(CMR) The FSO Nabarima oil tanker is about to create an environmental disaster off the coast of Venezuela and Trinidad and Tobago with 1.3 million barrels of oil on board as it begins capsizing.
Environmentalists are warning that the tanker anchored in the Gulf of Paria could create a ‘dead sea' in the Caribbean if the oil spills arguing that the region has never that large of an ecological disaster.
FSO Nabarima is a floating storage and offloading vessel that is permanently moored offshore of Venezuela at the Corocoro oil field in the Gulf of Paria, located between Venezuela and the island of Trinidad.
The 2005 tanker is owned by the Venezuelan state oil company Petroleos de Venezuela (PDVSA). Reports are that valves on board the vessel have malfunctioned. The issue was reported by the crew back in August but the company has allegedly downplayed the issues.
Footage was in circulation earlier today showing the state of the tanker.

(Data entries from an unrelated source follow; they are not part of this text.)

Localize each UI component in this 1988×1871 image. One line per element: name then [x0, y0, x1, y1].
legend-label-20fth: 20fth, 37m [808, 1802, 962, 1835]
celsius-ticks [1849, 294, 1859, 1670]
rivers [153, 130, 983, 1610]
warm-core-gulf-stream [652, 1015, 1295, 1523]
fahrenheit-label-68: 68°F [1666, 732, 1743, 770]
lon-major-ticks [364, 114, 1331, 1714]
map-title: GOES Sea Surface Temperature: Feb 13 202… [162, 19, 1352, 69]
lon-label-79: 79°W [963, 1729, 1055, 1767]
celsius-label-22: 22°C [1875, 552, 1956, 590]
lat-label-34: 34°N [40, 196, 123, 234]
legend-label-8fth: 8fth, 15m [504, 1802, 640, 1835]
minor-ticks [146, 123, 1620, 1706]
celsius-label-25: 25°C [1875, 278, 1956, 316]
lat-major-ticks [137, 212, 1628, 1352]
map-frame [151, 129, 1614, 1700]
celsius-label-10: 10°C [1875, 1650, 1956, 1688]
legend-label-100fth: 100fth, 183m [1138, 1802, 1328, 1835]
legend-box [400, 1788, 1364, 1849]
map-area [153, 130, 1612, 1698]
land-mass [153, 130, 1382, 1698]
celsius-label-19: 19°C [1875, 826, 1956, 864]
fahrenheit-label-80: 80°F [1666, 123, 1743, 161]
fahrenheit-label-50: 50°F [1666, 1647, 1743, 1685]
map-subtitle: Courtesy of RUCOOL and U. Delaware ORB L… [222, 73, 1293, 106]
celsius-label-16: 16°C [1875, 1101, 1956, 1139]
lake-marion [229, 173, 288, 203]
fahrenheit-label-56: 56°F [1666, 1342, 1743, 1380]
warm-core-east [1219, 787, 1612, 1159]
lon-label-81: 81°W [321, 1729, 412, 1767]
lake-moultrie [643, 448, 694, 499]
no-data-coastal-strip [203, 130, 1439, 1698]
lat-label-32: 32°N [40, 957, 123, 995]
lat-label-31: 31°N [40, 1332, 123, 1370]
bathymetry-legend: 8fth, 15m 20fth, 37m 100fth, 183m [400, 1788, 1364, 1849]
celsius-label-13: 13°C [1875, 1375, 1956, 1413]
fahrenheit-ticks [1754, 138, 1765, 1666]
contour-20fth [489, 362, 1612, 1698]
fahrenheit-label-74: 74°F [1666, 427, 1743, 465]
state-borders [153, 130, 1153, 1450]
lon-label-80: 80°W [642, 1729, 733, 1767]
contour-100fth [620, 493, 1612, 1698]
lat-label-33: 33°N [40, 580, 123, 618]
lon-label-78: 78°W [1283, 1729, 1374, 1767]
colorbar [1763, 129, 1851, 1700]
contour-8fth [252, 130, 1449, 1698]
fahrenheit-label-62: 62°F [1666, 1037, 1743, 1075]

It appears to be held up by some anchor chains as one man declares that the government of Trinidad and Tobago have done nothing about the situation.
After production at Corocoro ceased in 2019 following United States sanctions on the Venezuelan state oil company Petroleos de Venezuela (PDVSA), Nabarima fell into a state of disrepair and was reported in 2020 to be at risk of spilling her cargo of about 1.3 million barrels of crude oil.
With potential weather systems being monitored in the Caribbean sea the combination of the two would be disastrous.
The vessel has had a sorted history after, in 2007, Venezuela seized control of Corocoro and Nabarima, which passed into the control of a joint venture of PDVSA and an Italian oil company In early 2019, Petrosucre shut down production at Corocoro after the United States placed sanctions on PDVSA that prevented Petrosucre from exporting oil to Citgo, which had previously purchased Corocoro oil.